The University of Toronto Pension Plan is now part of the University Pension Plan of Ontario, which manages pensions for employees at the University of Toronto, Queen’s, and Guelph. I don’t know why the University of Toronto ever chose a manager for services to retirees with so minimal a track record as Alight. Alight must be replaced. It shouldn’t be hard to find a better contractor.

5 Responses to “Alight Solutions is the Problem”

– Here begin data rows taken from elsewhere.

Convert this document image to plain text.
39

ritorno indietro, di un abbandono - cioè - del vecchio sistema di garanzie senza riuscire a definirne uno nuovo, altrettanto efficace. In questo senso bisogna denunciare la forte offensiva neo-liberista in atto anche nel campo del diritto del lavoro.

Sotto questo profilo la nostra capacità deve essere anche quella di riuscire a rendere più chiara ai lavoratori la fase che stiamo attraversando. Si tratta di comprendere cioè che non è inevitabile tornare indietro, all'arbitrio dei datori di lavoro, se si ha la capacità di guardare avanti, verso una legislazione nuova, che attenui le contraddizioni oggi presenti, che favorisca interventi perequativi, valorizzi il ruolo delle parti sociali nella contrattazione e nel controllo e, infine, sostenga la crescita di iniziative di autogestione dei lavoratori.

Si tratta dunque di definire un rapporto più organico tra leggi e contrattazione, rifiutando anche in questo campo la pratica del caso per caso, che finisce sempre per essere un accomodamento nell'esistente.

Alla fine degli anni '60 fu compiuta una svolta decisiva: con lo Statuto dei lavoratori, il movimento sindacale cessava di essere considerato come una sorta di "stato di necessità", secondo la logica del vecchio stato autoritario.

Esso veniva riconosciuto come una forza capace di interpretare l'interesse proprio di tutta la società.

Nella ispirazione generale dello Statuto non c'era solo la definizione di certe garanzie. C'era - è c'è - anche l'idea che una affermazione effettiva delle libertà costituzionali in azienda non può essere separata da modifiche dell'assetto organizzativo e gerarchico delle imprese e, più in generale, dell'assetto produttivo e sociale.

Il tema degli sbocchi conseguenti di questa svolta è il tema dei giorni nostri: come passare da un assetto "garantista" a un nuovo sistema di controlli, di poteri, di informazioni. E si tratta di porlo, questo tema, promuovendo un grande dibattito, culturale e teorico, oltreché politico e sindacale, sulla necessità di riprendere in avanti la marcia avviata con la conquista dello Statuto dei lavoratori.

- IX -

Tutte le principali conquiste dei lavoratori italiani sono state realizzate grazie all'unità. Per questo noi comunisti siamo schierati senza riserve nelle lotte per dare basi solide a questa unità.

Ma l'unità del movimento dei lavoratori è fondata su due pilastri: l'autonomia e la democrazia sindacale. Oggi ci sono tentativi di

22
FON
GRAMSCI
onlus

  1. Chandran Mylvaganam Avatar
    Chandran Mylvaganam

    Sandy,
    I expect they were given the contract because they were the low bidders and / or had well connected lobbyists.
    It would be interesting to learn whether the contract had any performance metrics built into it and whether customer satisfaction measures were a part of it.
    Best,
    Chandran

  2. Jody Macdonald Avatar
    Jody Macdonald

    Thanks for sharing – this is disturbing Indeed. I will ask for this to be on theZuTFA Retired Members Committee Agenda

  3.  Avatar
    Anonymous

    I received a cryptic letter today about a POA from Alight. It tells me who to contact at the client company (neither the website nor the phone got me to anyone who could help me). The letter does not offer any way to contact

  4.  Avatar
    Anonymous

    I used to work at Alight. While I don’t disagree with the author’s assessment, I thought I would give you some history as it is not truly a new company. Alight is what is left of an organization that was originally Hewitt Associates, a respected benefits administration company back in the 90’s. Hewitt eventually went from a partnership to a publicly traded company, and that required a shift in focus to meeting quarterly projections. Leadership could not conceive of ways to increase revenue so cost cutting became a major focus. Hewitt was then bought by Aon and became AonHewitt for a few years, eventually being dropped by Aon due to low margins. The company was then bought by Blackstone, who re-branded it as Alight, slashed costs any way it could and sold it off as an IPO (which is why it appears to be a young company). When I left a few years ago, they were still using the back end propriety software Hewitt had developed in the 90’s. Perhaps this has changed but your experience indicates that it has not.

  5. Sandford Borins Avatar

    Thank you for this very enlightening backstory.